La réforme liturgique vue par un théologien orthodoxe russe : un obstacle à l’oecuménisme

La réforme liturgique vue par un théologien orthodoxe russe : un obstacle à l’oecuménisme

Extrait d’une réflexion intéressante d’un théologien orthodoxe russe, Alexander Adomenas, à propos de la réforme liturgique « latine » , intitulée “Une réflexion sur les réformes liturgiques de l’Église catholique romaine dans une perspective œcuménique” :

[…] La Liturgie sacrée, le culte divin, est le fondement de l’Église. Sans le culte, sans l’Eucharistie, l’Église ne peut exister. En effet, tout au long de l’histoire, l’Église s’est rassemblée autour du sacrifice eucharistique. Bien sûr, toutes les Églises historiques ayant une succession apostolique ont créé leurs propres rites liturgiques autour de l’Eucharistie, sur la base desquels l’Église a travaillé à travers ses membres pendant de nombreux siècles, en acceptant organiquement les aspects nouveaux et en rejetant ce qui est étranger. La liturgie est la physionomie, la manifestation de l’Église, son incarnation visible dans le monde.

Tout changement forcé et inorganique peut entraîner de très grands bouleversements. L’Église orthodoxe russe en a fait la tragique expérience. Au XVIIe siècle, le patriarche orthodoxe russe Nikon a décidé de rompre la tradition liturgique russe qui s’était développée pendant 500 ans, en imposant de force une tradition grecque similaire, mais formée dans un contexte historique différent. Les autorités de l’État et de l’Église de l’époque ont mis en œuvre ces réformes par la force, en arrêtant et en tuant tous ceux qui n’étaient pas d’accord. Cela a conduit un tiers de l’Église russe à entrer en schisme, un schisme qui n’a toujours pas été guéri à ce jour. De plus, comme il y avait peu d’évêques dans l’Église russe à ce moment-là – un seul n’était pas d’accord avec la réforme et s’est finalement séparé – les Vieux Croyants ont été marginalisés et certains d’entre eux ont perdu la prêtrise et les sacrements.
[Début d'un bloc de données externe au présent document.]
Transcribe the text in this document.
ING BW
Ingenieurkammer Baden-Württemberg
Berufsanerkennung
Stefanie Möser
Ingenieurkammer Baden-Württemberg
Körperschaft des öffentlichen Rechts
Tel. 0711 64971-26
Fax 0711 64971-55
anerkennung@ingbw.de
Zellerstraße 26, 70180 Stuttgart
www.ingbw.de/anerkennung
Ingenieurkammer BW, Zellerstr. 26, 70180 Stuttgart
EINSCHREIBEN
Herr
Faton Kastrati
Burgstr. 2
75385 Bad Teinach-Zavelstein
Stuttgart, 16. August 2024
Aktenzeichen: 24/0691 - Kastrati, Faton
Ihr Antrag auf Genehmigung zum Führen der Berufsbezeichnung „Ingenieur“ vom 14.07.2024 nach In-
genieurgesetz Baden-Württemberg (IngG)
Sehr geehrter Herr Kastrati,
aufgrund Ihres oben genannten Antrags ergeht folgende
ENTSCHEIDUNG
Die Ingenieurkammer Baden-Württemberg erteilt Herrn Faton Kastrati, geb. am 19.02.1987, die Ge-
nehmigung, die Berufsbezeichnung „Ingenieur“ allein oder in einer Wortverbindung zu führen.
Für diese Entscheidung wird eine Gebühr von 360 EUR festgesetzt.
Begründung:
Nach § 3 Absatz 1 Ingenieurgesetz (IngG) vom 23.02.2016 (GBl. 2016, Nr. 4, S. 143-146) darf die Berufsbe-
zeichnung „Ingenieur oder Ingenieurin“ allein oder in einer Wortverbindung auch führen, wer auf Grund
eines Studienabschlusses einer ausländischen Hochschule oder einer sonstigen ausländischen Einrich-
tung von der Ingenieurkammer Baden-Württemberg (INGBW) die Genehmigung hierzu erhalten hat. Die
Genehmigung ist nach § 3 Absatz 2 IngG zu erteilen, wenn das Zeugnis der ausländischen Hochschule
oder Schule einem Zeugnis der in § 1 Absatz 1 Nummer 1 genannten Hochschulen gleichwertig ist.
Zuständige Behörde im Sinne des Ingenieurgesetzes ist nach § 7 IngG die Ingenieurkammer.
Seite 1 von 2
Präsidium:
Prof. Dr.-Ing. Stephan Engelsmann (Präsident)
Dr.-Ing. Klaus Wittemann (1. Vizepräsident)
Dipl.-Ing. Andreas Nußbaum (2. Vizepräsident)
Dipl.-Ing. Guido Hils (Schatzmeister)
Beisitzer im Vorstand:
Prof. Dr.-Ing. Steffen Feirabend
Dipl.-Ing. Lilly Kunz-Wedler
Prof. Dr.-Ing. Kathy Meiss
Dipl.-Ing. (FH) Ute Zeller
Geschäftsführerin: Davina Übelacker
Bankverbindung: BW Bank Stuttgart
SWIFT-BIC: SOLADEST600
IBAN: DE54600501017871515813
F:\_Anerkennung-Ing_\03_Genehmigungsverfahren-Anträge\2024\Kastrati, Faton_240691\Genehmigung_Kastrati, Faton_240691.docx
L’expérience amère de l’Église orthodoxe russe a été soit inconnue, soit ignorée par l’Église catholique au XXe siècle. Pour une raison ou une autre, les autorités de l’Église catholique de notre époque ont décidé de modifier la liturgie. Il n’y a rien de mal à modifier un rite. Ceux qui sont plus ou moins familiers avec les principes de la liturgie comparée d’Anton Baumstark savent que les changements dans n’importe quel rite sont la norme de la vie de l’Église. Mais les changements rituels ne fonctionnent bien que lorsque, premièrement, ils sont nécessaires, c’est-à-dire lorsque ces changements sont appelés à éclairer plus complètement l’un ou l’autre aspect de la vie de l’Église, et deuxièmement, et c’est le plus important, lorsqu’ils se produisent dans le cadre de l’enseignement de l’Église et du rite liturgique valide existant.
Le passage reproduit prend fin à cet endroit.